By being born into the stench, God brings the sweet fragrance of divinity to our human nature.  There is even a Christmas carol about that, too:  
What is this lovely Fragrance stealing,
Shepherds, that fills the winter air?
Never was sweetness so appealing
Never were flowers of spring so fair
What is this lovely Fragrance stealing,
Shepherds, that fills the winter air?
It’s a French carol, of course; perhaps this understanding contributes to their ability to make the best perfumes.  But I digress.
You and I congratulate ourselves on having better manners than farm animals and better hygiene than most people throughout history, but by no means are we shed of the stench of sin. Jesus knows that, and is born for us and among us not despite that foul reality, but because of it.
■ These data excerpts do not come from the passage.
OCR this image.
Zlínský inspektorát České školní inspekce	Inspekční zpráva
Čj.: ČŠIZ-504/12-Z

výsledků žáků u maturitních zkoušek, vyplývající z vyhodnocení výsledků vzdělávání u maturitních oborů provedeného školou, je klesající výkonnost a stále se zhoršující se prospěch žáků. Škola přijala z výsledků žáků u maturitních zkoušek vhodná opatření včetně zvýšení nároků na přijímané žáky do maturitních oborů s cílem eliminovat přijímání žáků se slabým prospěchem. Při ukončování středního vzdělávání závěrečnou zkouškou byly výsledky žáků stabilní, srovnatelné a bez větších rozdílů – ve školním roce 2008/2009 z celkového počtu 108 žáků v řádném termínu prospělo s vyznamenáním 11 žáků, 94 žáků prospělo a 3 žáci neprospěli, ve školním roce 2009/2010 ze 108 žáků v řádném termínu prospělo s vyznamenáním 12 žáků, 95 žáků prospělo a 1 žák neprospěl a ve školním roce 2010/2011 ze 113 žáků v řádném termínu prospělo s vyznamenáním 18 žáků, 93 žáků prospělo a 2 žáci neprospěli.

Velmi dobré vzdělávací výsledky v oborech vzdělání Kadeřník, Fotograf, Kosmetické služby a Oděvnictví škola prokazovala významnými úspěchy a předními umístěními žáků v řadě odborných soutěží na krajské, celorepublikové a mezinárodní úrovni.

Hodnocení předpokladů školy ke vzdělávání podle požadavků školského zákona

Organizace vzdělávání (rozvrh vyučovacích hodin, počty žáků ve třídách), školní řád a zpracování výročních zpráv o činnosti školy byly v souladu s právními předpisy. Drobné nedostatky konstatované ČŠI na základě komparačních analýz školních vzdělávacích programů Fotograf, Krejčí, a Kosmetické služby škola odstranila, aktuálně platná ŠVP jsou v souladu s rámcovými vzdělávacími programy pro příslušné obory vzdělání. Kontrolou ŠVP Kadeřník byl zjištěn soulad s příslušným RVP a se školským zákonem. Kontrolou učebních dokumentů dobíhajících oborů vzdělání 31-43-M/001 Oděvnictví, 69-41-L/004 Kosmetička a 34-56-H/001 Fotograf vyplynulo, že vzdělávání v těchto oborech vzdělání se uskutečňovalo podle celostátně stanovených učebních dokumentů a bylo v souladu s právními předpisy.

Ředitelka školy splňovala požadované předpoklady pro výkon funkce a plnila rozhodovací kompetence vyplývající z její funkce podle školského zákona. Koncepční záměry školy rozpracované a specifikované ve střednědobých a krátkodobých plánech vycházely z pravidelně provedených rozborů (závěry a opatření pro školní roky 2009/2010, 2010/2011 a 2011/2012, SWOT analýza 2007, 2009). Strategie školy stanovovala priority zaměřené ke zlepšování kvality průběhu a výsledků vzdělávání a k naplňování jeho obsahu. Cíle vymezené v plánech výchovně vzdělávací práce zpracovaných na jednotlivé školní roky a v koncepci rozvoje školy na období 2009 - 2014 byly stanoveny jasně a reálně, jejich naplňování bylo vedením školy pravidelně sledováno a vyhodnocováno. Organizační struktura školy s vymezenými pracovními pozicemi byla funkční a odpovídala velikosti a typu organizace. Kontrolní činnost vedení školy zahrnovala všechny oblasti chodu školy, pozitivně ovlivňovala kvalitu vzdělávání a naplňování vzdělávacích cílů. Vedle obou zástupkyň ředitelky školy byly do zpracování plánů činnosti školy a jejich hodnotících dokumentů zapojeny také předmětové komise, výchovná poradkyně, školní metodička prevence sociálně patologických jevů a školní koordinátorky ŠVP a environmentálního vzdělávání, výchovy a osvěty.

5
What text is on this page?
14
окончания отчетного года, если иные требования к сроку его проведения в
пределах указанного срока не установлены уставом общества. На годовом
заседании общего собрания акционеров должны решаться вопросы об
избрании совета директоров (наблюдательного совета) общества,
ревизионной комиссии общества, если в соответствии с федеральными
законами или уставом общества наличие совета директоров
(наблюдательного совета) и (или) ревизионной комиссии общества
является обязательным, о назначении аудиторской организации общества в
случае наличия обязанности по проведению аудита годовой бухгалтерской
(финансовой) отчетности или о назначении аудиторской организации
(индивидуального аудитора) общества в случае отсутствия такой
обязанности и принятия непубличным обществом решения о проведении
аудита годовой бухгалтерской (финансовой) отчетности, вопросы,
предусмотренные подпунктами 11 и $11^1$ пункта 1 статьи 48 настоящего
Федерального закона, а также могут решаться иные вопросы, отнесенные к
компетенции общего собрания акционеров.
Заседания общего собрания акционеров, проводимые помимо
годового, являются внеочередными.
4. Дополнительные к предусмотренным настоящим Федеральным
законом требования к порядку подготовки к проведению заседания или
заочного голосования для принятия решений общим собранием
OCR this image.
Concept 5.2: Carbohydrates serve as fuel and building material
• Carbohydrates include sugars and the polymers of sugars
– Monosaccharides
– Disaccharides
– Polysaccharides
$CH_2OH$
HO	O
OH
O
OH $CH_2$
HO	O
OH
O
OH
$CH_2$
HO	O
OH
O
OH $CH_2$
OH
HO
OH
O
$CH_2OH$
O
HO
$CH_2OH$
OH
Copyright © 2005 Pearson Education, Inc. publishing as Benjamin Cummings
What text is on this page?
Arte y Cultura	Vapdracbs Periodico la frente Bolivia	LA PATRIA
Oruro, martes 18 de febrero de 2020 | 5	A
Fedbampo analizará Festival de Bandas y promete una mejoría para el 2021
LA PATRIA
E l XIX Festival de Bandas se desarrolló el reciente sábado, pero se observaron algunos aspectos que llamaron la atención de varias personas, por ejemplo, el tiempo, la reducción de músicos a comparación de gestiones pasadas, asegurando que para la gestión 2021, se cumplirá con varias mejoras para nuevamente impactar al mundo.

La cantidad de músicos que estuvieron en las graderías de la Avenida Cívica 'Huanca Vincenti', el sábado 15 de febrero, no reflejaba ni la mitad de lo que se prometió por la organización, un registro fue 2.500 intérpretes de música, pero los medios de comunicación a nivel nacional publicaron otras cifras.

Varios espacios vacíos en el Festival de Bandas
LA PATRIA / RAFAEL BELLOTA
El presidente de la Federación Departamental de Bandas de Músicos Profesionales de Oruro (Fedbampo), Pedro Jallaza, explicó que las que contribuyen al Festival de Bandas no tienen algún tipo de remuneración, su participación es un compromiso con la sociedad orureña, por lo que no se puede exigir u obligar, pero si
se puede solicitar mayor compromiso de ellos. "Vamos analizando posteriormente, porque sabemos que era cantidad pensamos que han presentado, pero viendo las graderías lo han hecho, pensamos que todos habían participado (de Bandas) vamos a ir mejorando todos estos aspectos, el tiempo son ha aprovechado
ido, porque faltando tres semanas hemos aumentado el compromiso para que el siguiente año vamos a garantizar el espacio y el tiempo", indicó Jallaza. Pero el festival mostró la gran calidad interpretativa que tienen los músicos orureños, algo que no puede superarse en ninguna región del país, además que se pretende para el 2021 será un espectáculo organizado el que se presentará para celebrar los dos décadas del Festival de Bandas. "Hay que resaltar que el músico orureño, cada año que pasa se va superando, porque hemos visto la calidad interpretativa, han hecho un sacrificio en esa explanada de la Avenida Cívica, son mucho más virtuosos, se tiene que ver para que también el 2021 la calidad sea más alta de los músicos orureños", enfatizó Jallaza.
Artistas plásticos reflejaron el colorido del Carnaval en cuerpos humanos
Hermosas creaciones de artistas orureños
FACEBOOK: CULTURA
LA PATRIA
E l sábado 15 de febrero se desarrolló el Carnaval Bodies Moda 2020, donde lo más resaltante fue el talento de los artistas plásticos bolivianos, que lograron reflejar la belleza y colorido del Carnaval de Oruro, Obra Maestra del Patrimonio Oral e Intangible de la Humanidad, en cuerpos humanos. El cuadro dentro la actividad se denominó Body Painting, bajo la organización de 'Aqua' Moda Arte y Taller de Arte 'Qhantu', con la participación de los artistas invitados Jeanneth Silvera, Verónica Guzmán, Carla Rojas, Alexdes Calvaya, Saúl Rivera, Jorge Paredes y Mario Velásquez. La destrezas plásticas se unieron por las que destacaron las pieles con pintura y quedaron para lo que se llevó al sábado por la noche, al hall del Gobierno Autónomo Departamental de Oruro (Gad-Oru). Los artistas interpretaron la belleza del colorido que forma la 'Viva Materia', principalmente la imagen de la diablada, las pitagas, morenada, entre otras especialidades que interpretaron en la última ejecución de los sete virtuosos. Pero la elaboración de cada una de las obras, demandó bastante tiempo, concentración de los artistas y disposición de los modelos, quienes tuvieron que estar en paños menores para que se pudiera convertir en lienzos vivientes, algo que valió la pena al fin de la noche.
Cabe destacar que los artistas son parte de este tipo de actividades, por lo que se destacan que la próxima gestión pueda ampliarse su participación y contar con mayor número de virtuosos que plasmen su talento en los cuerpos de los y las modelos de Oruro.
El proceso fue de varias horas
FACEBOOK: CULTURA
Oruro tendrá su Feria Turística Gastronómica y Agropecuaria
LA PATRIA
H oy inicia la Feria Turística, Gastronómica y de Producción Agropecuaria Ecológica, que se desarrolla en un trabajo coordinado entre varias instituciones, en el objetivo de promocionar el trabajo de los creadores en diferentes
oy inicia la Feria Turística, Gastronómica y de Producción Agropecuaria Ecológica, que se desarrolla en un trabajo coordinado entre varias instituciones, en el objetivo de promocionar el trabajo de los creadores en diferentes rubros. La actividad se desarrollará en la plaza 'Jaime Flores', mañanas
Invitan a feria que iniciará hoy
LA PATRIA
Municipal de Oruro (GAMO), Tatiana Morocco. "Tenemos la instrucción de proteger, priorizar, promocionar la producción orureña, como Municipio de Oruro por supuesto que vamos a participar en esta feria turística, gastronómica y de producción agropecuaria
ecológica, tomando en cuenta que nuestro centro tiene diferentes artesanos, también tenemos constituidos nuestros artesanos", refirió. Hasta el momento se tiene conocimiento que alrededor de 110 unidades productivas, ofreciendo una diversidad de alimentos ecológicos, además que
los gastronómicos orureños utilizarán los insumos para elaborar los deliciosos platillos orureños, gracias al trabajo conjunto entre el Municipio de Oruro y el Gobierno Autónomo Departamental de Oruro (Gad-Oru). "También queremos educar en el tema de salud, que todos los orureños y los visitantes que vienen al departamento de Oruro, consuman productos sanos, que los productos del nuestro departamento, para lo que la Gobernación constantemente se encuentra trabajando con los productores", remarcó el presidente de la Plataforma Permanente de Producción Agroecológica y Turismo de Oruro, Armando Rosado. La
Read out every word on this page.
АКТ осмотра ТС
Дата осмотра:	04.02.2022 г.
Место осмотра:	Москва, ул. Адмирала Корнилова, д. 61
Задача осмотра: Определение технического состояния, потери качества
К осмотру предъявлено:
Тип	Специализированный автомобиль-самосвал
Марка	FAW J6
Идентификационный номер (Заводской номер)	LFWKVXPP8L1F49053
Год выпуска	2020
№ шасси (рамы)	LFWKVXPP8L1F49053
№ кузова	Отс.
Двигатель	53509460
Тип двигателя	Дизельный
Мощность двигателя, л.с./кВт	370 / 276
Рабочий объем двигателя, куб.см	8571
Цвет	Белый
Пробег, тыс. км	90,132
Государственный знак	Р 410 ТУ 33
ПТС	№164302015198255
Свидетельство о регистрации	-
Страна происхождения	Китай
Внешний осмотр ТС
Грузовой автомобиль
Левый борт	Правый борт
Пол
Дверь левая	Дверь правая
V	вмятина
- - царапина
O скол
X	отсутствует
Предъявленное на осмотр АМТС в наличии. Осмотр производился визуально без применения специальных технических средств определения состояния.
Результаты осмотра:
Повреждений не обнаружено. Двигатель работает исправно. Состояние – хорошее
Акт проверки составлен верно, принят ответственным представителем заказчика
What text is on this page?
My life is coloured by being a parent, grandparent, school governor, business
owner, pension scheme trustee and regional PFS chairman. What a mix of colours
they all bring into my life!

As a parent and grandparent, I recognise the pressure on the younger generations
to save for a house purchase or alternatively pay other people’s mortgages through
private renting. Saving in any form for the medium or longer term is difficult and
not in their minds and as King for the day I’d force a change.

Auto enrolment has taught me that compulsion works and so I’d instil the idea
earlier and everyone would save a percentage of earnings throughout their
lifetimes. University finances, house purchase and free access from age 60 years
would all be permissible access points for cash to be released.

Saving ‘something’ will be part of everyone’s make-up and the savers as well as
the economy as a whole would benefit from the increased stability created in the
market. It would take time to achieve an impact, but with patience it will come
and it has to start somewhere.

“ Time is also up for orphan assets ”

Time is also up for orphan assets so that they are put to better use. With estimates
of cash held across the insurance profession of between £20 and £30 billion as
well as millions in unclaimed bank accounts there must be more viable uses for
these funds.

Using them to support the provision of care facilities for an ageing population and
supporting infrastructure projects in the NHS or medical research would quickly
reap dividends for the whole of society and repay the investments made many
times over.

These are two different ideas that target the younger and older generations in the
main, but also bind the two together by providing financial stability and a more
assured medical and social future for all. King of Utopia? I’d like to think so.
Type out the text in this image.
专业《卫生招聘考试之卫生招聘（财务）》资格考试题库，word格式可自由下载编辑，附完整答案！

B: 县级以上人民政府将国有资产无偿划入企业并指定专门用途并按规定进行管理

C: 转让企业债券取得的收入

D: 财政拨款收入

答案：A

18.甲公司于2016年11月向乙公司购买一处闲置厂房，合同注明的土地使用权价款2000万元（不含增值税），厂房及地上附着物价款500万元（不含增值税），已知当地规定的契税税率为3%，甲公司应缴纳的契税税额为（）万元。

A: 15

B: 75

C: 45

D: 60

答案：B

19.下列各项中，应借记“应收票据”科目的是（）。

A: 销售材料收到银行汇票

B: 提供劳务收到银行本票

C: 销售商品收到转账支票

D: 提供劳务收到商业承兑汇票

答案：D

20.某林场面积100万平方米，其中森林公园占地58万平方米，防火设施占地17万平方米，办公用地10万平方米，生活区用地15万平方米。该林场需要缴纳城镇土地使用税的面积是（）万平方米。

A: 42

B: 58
With most personal odors, we more readily notice the ones of other people than we do our own, and so with the stink of sin.  This year, it is true, there is a cloud filling the Church that comes from certain sins which most of us can say we do not share.  That cloud, like all of them, someday will be dissipated by the love of God.  May that day be soon!  But meanwhile let us not forget that it is to die for our sins, yours and mine, that the Child is born.  

Ooooh that smell; Can't you smell that smell?  In the fullness of time, every foulness is driven away by the sweetness that comes from the newborn King.  Never was sweetness so appealing; Never were flowers of spring so fair. What is this lovely Fragrance stealing, Shepherds, that fills the winter air?
Sweet music and sweet fragrance now fill this Silent Night.  It is Christ, our Savior, who is Joy to the World!  O Come, All Ye Faithful; let us be washed of every stain and stink of sin by the tiny child we find Away in a Manger.  So much is in the songs, isn’t it?  
From all of us here at Saint Bernadette, We Wish You a Merry Christmas.